The answer is in constant vigilance. Among the teams of people on the payroll, someone needs to be monitoring all corners of the Internet to ensure that brand integrity is maintained so that fans are not cheated– and neither are artists or management companies. But this is extremely difficult to do. In the MarqVision survey, brand respondents indicated that their biggest challenges are finding counterfeits and having the internal resources to monitor them. Locating fake listings across thousands of online sites and marketplaces has been overwhelming, and organizations are not equipped for staff to scan and monitor for fake products in a meaningful way.

Fortunately, artificial intelligence is advancing to the degree that it can now recognize fakes – whether it be images, merchandise, voices, words, or videos. Once flagged, humans can review them. If a fake or “fair use” violation is detected, a human or an intelligent system can work to get it taken down or returned, sometimes near instantly, sometimes after a protracted battle. This is the initial stop gap – one that K-Pop stars are already mastering.
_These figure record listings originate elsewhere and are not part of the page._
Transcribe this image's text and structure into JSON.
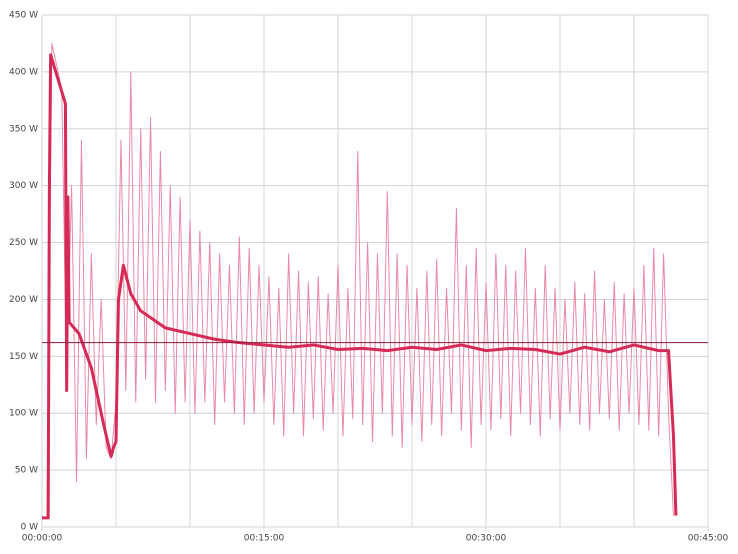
{
  "chart_data": {
    "type": "line",
    "xlim": [
      0,
      2700
    ],
    "ylim": [
      0,
      450
    ],
    "xgrid": [
      0,
      300,
      600,
      900,
      1200,
      1500,
      1800,
      2100,
      2400,
      2700
    ],
    "xticks": [
      {
        "value": 0,
        "label": "00:00:00"
      },
      {
        "value": 900,
        "label": "00:15:00"
      },
      {
        "value": 1800,
        "label": "00:30:00"
      },
      {
        "value": 2700,
        "label": "00:45:00"
      }
    ],
    "yticks": [
      {
        "value": 0,
        "label": "0 W"
      },
      {
        "value": 50,
        "label": "50 W"
      },
      {
        "value": 100,
        "label": "100 W"
      },
      {
        "value": 150,
        "label": "150 W"
      },
      {
        "value": 200,
        "label": "200 W"
      },
      {
        "value": 250,
        "label": "250 W"
      },
      {
        "value": 300,
        "label": "300 W"
      },
      {
        "value": 350,
        "label": "350 W"
      },
      {
        "value": 400,
        "label": "400 W"
      },
      {
        "value": 450,
        "label": "450 W"
      }
    ],
    "grid": true,
    "average": 162,
    "average_color": "#8b1a3a",
    "series": [
      {
        "color": "#e98aa2",
        "width": 1,
        "x": [
          0,
          20,
          40,
          60,
          80,
          100,
          120,
          140,
          160,
          180,
          200,
          220,
          240,
          260,
          280,
          300,
          320,
          340,
          360,
          380,
          400,
          420,
          440,
          460,
          480,
          500,
          520,
          540,
          560,
          580,
          600,
          620,
          640,
          660,
          680,
          700,
          720,
          740,
          760,
          780,
          800,
          820,
          840,
          860,
          880,
          900,
          920,
          940,
          960,
          980,
          1000,
          1020,
          1040,
          1060,
          1080,
          1100,
          1120,
          1140,
          1160,
          1180,
          1200,
          1220,
          1240,
          1260,
          1280,
          1300,
          1320,
          1340,
          1360,
          1380,
          1400,
          1420,
          1440,
          1460,
          1480,
          1500,
          1520,
          1540,
          1560,
          1580,
          1600,
          1620,
          1640,
          1660,
          1680,
          1700,
          1720,
          1740,
          1760,
          1780,
          1800,
          1820,
          1840,
          1860,
          1880,
          1900,
          1920,
          1940,
          1960,
          1980,
          2000,
          2020,
          2040,
          2060,
          2080,
          2100,
          2120,
          2140,
          2160,
          2180,
          2200,
          2220,
          2240,
          2260,
          2280,
          2300,
          2320,
          2340,
          2360,
          2380,
          2400,
          2420,
          2440,
          2460,
          2480,
          2500,
          2520,
          2540,
          2560
        ],
        "values": [
          8,
          8,
          425,
          405,
          385,
          130,
          300,
          40,
          340,
          60,
          240,
          90,
          200,
          70,
          60,
          110,
          340,
          120,
          400,
          110,
          350,
          130,
          360,
          110,
          330,
          120,
          300,
          100,
          290,
          110,
          270,
          100,
          260,
          110,
          250,
          90,
          240,
          110,
          230,
          100,
          255,
          90,
          245,
          100,
          230,
          110,
          220,
          90,
          210,
          80,
          240,
          100,
          225,
          80,
          215,
          95,
          220,
          85,
          205,
          100,
          230,
          80,
          210,
          95,
          330,
          90,
          250,
          75,
          240,
          100,
          295,
          80,
          240,
          70,
          230,
          90,
          210,
          75,
          225,
          90,
          235,
          80,
          210,
          100,
          280,
          85,
          230,
          70,
          245,
          90,
          215,
          85,
          240,
          95,
          230,
          80,
          225,
          100,
          245,
          90,
          210,
          80,
          230,
          95,
          210,
          85,
          200,
          100,
          215,
          90,
          205,
          85,
          225,
          100,
          200,
          95,
          215,
          85,
          205,
          100,
          210,
          90,
          230,
          85,
          245,
          80,
          240,
          100,
          10
        ]
      },
      {
        "color": "#d42a55",
        "width": 3,
        "x": [
          0,
          25,
          30,
          35,
          95,
          100,
          105,
          110,
          150,
          200,
          250,
          280,
          290,
          300,
          310,
          330,
          360,
          400,
          500,
          600,
          700,
          800,
          900,
          1000,
          1100,
          1200,
          1300,
          1400,
          1500,
          1600,
          1700,
          1800,
          1900,
          2000,
          2100,
          2200,
          2300,
          2400,
          2500,
          2540,
          2560,
          2570
        ],
        "values": [
          8,
          8,
          300,
          415,
          372,
          120,
          290,
          180,
          170,
          140,
          90,
          62,
          70,
          75,
          200,
          230,
          205,
          190,
          175,
          170,
          165,
          162,
          160,
          158,
          160,
          156,
          157,
          155,
          158,
          156,
          160,
          155,
          157,
          156,
          152,
          158,
          154,
          160,
          155,
          155,
          80,
          10
        ]
      }
    ]
  }
}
What comes next will be the need for new protections of IP. Laws have to be adjusted, and artists need to use their voice to ensure that this happens. They also need to leverage technologies that can verify ownership of IP in every market across the globe. Establishing ownership will be essential in the fight for brand protection.

U.S. artists need to be thinking about this now to get ahead of the situation. Or else they risk millions of dollars and loss of the branding they, and their teams, spent so long cultivating.